Incidentally, Axell does believe that structured credit and distressed debt could offer interesting opportunities for those investors, such as some pension funds, who can lock up money for a multi-year period: “there is more value in stressed names with a B or CCC rating. Industries such as commercial real estate or airlines could offer good opportunities for multi-year restructuring”.

Emerging Market Debt

“In emerging market debt, the allocation is mainly to sovereign debt, and is split roughly 50/50 between hard currency and local currency. There are three managers to diversify with different levels of beta, tracking error, and approaches to alpha generation. As with corporate credit, the top down asset allocation decision is made in house, and external managers are responsible for security selection, mainly taking views on sovereigns and currencies (they can also take off benchmark bets on corporates)”, says Axell.
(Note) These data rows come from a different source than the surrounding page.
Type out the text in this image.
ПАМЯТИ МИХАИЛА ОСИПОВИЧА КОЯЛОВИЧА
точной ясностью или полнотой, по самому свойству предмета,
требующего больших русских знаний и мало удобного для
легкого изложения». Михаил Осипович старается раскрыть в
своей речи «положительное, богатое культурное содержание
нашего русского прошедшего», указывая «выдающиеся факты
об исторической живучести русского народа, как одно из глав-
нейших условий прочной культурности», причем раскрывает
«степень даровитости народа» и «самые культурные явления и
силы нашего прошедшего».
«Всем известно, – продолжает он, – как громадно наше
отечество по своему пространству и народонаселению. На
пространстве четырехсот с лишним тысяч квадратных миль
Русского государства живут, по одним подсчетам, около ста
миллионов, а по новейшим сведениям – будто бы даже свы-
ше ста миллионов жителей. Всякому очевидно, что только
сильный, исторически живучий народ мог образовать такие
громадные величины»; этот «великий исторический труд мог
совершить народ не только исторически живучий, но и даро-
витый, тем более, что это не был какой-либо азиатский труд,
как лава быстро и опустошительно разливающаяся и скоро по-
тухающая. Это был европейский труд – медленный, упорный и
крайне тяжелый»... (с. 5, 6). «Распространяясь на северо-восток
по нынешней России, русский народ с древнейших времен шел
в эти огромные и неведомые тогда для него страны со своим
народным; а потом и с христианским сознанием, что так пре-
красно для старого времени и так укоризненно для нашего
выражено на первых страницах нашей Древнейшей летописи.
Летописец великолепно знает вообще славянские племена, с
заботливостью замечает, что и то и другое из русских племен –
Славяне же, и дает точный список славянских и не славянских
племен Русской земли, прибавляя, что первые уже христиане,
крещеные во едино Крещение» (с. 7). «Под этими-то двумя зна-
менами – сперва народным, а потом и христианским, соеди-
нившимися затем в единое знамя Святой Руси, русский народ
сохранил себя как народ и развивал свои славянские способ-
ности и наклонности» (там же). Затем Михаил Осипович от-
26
The World Bank has suggested that many developing countries may need debt restructuring or relief. Axell judges that, “default risk is priced into the market, which is why these countries trade at higher spreads. Active managers who have a 10-20 year track record can pick the right countries. Restructuring of debt is normal in the EM space”.

He expects that the sharp recovery seen in May could continue: “as Corona gets under control and the oil price volatility stabilises, EM countries will get back to normality. Given very little value in developed market government debt, investors will search for yield. And on a two year view some currencies could also appreciate, adding further returns to the allocation”.

Insurance linked and catastrophe bonds

There is one asset manager for CAT bonds, which Axell categorises as a low risk part of the market: “we can get a 3% return with 3% volatility, no interest rate risk, and no correlation to equities or inflation”.

There are fears that global warming increases the frequency of extreme weather events such as hurricanes and forest fires. But Axell reckons that “climate change risks are priced in after spreads widened out in 2018 and 2019”.

Vehicles and fees

Länsförsäkringar allocates through both funds and segregated accounts. “For our smaller allocations we tend to use funds and for larger managers we are more likely to use segregated accounts”, says Axell.

“We always negotiate on fees and given the size of our allocations as well as our long term holding periods we achieve competitive prices. We are happy to pay fees for alpha, but not for zero alpha. We expect management fees could continue to come down in general. Equally if managers are running less scalable strategies and are disciplined on capacity, they can charge higher fees. Our long only managers do not charge performance fees”.